Corriere della Sera

Le anime creative della grande Palermo

- di Dacia Maraini

Palermo è una città che si apre come un fiore nel pieno del suo fulgore quando il sole dell’interesse nazionale punta la sua attenzione su di lei. Concerti, spettacoli, mostre, incontri, fiere del libro e del vino rallegrano la città che quest’anno festeggia il suo stato di capitale della cultura. L’idea è di puntare sulla molteplici­tà delle anime creative e metterle in rapporti fra di loro. Non a caso una delle chiavi del programma sta nel titolo di un incontro chiamato: «Palermo ebraica o barocca, alla scoperta di una città multicultu­rale». A cui si accompagna­no varie rivisitazi­oni storiche, come l’itinerario dei luoghi della Santa Inquisizio­ne, la scoperta del patrimonio arabo normanno, il tour delle catacombe di porta Ossuna, le visite ai più suntuosi palazzi fra il Sei e il Settecento. Insomma la antica Panormos e la nuova Palermo si confrontan­o e si raccontano nei luoghi più disparati, dalla splendida villa della prefettura dove la prefetta Antonella De Miro apre alle comunità africane per un dialogo sul razzismo, alla bella iniziativa di “Marina di libri” che accoglie scrittori di tutto il mondo che si raccolgono sotto i grandi ficus dell’orto botanico per parlare di quadri, storia, musica, filosofia. Dal nuovo centro della fotografia diretto da Letizia Battaglia alle iniziative del questore Renato Cortese che apre il bellissimo cortile della questura a un dialogo con le associazio­ni femminili sul problema del femminicid­io. In lontananza si può scoprire ciondolant­e sulle onde azzurre, il bellissimo battello Amerigo Vespucci venuto dalla Spezia a farsi ammirare.

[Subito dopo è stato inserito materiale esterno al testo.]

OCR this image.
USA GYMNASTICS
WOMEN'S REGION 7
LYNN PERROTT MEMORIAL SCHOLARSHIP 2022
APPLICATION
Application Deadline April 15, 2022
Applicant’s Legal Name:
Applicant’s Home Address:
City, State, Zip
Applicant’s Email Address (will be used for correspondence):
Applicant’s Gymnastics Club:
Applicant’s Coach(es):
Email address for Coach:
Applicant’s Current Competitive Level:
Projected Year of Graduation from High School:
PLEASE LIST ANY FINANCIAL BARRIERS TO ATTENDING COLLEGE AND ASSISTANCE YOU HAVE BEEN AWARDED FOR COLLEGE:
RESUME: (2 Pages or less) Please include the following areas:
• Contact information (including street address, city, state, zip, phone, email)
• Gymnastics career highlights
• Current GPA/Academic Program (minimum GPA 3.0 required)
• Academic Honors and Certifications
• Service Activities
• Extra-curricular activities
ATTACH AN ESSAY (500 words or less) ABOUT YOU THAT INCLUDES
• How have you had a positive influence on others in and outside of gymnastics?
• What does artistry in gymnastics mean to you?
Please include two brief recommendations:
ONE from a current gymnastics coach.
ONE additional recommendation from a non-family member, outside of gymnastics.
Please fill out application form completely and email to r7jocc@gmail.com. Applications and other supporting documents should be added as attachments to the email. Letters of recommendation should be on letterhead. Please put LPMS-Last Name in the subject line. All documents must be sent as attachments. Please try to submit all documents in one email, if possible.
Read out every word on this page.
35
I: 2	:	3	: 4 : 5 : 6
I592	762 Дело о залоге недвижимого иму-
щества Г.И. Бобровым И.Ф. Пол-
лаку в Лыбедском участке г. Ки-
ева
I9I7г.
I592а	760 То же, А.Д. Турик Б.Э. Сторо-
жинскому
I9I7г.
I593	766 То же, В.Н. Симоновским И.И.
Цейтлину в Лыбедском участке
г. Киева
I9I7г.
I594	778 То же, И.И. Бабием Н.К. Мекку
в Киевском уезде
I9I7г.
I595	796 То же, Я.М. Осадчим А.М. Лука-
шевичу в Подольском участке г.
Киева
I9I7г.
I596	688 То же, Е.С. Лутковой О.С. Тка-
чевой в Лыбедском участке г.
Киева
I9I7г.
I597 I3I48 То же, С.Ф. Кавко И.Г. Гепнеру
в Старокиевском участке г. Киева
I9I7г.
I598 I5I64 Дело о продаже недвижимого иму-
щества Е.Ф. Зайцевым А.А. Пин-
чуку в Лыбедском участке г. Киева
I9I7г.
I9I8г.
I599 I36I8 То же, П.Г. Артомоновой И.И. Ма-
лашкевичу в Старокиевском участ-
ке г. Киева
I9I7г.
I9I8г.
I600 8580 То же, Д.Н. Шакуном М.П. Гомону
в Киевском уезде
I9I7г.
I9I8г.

Curioso che tanta gente, poco propensa a frequentar­e teatri e librerie, affolli questi bellissimi spazi palermitan­i con l’entusiasmo delle grandi occasioni. Mi chiedo se sia un segno di saggezza o di mero consumismo. Come interpreta­re questo bisogno di incontrars­i, fare folla, discutere, mangiare e bere insieme, ascoltando gli ottoni scintillan­ti di una fanfara? Una voglia di ritrovare le antiche piazze dove i corpi non erano ancora stati sostituiti dalla solitaria pratica di uno schermo? Dobbiamo pensare che le fiere stiano rimpiazzan­do i negozi, e che l’atmosfera di festa in cui si incontrano tanti concittadi­ni, magari mangiando un gelato al gelsomino o bevendo birre biologiche, stiano sostituend­o i luoghi tradiziona­li dell’acquisto? La risposta è contraditt­oria. Ma voglio essere ottimista e ripetere, col sindaco Orlando, che dove c’è cultura non c’è mafia.